Russia’s Adoption Ban: A Crime Against Russia’s Most Helpless

By Nora Sullivan/CLI Research Assistant

Just before the New Year, Russian President Vladimir Putin signed into law a bill that bans the adoption of Russian children by U.S. citizens.  The bill was sent to President Putin’s desk following quick and almost unanimous passage in both houses of the Russian Parliament.

The Russian government’s decision was in retribution for the recent U.S. Congressional approval of the Magnitsky Act, legislation that will impose sanctions on Russian bureaucrats entangled in human rights violations and prohibit them from owning assets in and traveling to the United States.

Responding to the ban, Sen. John McCain (R-Ariz.) issued a statement saying:

The idea that this legislation is any way comparable to the U.S. Congress’s passage of the Magnitsky Act is utterly baseless. Our law singles out and punishes individual Russian officials who are corrupt and complicit in gross human rights abuses; Russia’s barring of adoptions broadly punishes the neediest, most defenseless, and most innocent members of its own society.   

The banning of American adoptions seems to be a cruel and petty political power play.
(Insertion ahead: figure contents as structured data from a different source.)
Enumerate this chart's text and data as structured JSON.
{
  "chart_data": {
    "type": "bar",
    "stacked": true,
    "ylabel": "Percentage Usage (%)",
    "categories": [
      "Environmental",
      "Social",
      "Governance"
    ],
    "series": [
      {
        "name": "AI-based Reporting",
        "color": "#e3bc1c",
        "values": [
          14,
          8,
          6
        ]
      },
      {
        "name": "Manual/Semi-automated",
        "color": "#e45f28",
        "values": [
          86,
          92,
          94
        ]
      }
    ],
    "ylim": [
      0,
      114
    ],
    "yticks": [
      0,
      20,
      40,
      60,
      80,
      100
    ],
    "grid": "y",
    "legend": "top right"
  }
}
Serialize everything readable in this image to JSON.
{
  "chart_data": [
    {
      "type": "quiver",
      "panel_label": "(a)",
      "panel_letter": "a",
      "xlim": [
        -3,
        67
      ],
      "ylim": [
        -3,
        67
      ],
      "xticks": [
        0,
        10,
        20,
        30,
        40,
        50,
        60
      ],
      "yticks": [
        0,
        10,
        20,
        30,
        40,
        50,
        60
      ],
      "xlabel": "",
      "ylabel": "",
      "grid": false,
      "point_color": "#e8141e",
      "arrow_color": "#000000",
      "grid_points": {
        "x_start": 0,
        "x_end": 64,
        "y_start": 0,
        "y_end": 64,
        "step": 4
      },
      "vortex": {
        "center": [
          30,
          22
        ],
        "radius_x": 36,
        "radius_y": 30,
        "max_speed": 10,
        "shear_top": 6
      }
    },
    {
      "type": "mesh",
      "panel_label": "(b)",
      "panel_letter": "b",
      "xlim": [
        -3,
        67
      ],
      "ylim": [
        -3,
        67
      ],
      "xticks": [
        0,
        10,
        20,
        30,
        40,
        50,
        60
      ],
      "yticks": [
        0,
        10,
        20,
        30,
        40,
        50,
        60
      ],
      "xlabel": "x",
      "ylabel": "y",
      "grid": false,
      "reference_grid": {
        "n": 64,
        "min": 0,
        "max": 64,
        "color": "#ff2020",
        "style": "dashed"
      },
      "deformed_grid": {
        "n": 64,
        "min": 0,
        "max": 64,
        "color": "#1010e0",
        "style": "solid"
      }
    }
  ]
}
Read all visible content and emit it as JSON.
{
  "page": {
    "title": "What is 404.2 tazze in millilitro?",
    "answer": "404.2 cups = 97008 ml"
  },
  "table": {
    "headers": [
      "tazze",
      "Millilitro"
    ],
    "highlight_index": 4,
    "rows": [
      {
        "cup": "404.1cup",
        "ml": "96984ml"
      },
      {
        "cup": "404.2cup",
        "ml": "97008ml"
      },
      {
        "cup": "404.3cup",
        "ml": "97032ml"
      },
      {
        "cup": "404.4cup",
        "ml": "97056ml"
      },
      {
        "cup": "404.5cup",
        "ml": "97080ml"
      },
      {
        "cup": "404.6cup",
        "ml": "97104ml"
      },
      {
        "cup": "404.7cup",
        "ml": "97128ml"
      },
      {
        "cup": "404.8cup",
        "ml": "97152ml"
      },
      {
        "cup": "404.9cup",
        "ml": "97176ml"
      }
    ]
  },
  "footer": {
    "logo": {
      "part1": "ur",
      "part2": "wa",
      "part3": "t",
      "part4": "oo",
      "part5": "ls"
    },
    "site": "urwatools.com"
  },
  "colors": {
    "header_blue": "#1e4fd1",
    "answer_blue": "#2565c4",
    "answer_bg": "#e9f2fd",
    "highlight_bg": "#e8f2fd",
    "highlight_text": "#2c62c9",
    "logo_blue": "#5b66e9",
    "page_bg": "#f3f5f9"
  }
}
Unfortunately, the loser in this play is not the precious and fragile diplomatic relationship between two major international powers but the Russian children and American parents who were hoping to welcome them into their homes.  If there are any positives to come out of this event, it is hoped that they will be increased public attention and discussion of the plight facing many Russian children.

UNICEF, the branch of the United Nations that deals with the rights of children, estimates that there are currently about 740,000 orphaned children in Russia.  The U.S. State Department notes that over the past 20 years 60,000 Russian children have been adopted by American families.  At least one third of Russian orphans currently reside in domestic institutions and the number continues to rise.  Many children with special needs are placed in orphanages because of the social stigma attached to disability or because of their parents’ inability to care for them.  A child with physical or developmental disabilities is often deemed ineducable and sent to a state institution where he or she receives no education, minimal therapy, and where the quality of care is often sickeningly substandard.   Many of the severely disabled children are confined to unsanitary warehouse-style rooms, denied appropriate medical care, and, in certain cases, physically abused.

The tragedy of this situation is magnified by the fact that many foreign families have expressed an eagerness to adopt children with special needs.

Russia has the highest abortion rate in the world (according to United Nations estimates for 2004, there were nearly 54 abortions in Russia for every 1,000 women). When a culture develops such a blatant disregard for life in utero, it often follows that the lives of the weakest ex utero become similarly disvalued.

The high abortion rate has so adversely affected the population in Russia, where abortion restrictions were completely lifted at  the beginning of the Soviet era, that the government recently enacted tighter abortion laws and required that the health risks of abortion be included in abortion advertisements in order to boost the birthrate.

If Russia would like to be taken seriously on the international scene as a nation with a vested interest in protecting the human rights of its own citizens and, indeed, of others across the globe, a clear way to convey that message is to stop holding hostage the most vulnerable members of its population and begin to contribute to their growth and well being.  Allowing international adoptions to the United States to resume would be a step in that direction.